The four men received the news without reacting—they had been expecting it. Nearly two years earlier, they had escaped alive from Guernica when it was bombed by the much-feared Condor Legion planes that razed the historic Basque town and sowed death and destruction in their wake. Afterward, they had survived the fires started by incendiary bombs dropped in the nearby forests, where they had sought refuge, and went on to fight in the Euzkadi Army Corps until the final day of the battle for Bilbao. Before the city fell into enemy hands, the Basque high command organized the evacuation of the civilian population to France, while the soldiers continued fighting, dispersed among different battalions. A year after the defeat at Bilbao, Izan and Julen learned that their father and younger brother, prisoners in Nationalist jails, had been shot by firing squad. The two of them were the only ones left of a large family. It was then they decided to desert as soon as they got the chance: democracy, the Republic, and the war no longer meant anything; they no longer knew what they were fighting for. After that they wandered through forests and over steep mountainsides, staying in the same place for no more than a few days at a time, and tacitly following Eki, who knew the region well. In the previous few weeks, as the inevitable end of the war was approaching, they had come upon the other wounded man on the run. They weren’t safe anywhere. In France they wouldn’t be treated with the respect due to a vanquished army or retreating combatants, not even as refugees. They would be regarded as deserters, arrested, and deported back to Spain, into Franco’s clutches.
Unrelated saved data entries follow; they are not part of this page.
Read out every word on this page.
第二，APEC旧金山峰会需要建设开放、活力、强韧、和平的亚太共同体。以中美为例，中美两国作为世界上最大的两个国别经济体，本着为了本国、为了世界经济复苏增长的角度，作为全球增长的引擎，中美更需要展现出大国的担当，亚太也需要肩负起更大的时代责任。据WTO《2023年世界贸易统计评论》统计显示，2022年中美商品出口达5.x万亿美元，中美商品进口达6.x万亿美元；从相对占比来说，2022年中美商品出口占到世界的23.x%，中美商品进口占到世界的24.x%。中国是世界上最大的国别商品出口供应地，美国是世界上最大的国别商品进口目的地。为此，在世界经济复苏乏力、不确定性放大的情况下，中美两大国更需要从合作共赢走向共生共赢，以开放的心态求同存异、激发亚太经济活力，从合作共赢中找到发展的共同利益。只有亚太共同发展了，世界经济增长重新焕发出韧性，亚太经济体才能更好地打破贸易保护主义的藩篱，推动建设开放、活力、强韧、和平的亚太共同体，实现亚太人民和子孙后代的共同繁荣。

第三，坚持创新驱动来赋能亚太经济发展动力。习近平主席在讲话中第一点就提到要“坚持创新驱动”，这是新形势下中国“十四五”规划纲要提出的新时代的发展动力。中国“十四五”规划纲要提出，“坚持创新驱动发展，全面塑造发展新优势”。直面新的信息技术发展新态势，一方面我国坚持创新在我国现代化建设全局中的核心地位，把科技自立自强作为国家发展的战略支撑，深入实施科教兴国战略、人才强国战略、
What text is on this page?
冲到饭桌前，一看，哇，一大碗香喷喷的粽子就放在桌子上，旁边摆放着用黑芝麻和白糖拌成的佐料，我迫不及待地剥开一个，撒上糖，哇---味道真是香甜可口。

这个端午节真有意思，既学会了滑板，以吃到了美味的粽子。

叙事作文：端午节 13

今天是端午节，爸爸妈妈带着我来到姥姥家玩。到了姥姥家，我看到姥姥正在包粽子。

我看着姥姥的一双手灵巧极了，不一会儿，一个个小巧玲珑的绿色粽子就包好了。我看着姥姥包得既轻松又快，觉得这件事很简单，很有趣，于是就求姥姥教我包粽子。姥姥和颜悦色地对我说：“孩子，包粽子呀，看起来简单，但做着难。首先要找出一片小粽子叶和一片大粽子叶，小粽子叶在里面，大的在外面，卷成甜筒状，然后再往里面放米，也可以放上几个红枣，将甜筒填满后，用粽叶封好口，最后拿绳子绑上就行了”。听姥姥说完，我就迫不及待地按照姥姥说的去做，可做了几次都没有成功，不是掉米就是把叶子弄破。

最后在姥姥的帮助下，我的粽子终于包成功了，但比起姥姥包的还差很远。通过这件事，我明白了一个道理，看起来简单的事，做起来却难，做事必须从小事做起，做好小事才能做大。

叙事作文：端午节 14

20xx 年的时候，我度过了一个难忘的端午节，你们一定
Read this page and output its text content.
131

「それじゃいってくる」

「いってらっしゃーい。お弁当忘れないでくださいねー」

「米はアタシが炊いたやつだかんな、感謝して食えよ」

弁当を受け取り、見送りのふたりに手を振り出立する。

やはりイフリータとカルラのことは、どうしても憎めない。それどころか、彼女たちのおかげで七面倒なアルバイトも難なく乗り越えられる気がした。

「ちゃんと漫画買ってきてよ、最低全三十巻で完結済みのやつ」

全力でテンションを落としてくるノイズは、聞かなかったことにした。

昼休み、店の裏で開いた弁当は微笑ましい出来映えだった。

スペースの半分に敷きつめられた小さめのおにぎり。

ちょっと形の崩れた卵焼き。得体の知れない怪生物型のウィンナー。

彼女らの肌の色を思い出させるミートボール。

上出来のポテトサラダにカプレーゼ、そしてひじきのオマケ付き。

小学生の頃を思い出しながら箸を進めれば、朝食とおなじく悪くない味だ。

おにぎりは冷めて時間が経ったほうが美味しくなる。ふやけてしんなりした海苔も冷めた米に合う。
With nowhere to go, Republican deserters wandered about in small bands. Some hid in caves or the most inaccessible areas, hoping to lie low until the situation returned to normal; others were suicidal, determined to carry on fighting guerrilla warfare against the might of the conquering army. However, such was not the case of the brothers on the mountain. They were disillusioned with everything, as was Eki, who was only interested in surviving in order to one day return to his wife and children. The man with the bandaged head, who looked very young and took no part in the conversation, turned out to be from Asturias. His wound had left him deaf and confused. Jokingly, the others explained to Aitor that they couldn’t get rid of him as they would have wished, because he was such a good shot: he could hit a hare with his eyes closed, didn’t waste a single bullet, and it was thanks to him that they could occasionally eat meat. In fact, they had with them some rabbits they were planning to exchange for other provisions with the mountain guide when he arrived the next day. Aitor couldn’t help but notice the clumsy tenderness they showed the Asturian youth, as if he were a backward child. The men thought Aitor and Roser were married, and so obliged him to sleep in the tent with his wife; that meant two of the men would have to stay out in the cold. “We’ll take turns,” they said, and refused to allow Aitor to take one as well: what kind of hospitality would that be, they protested.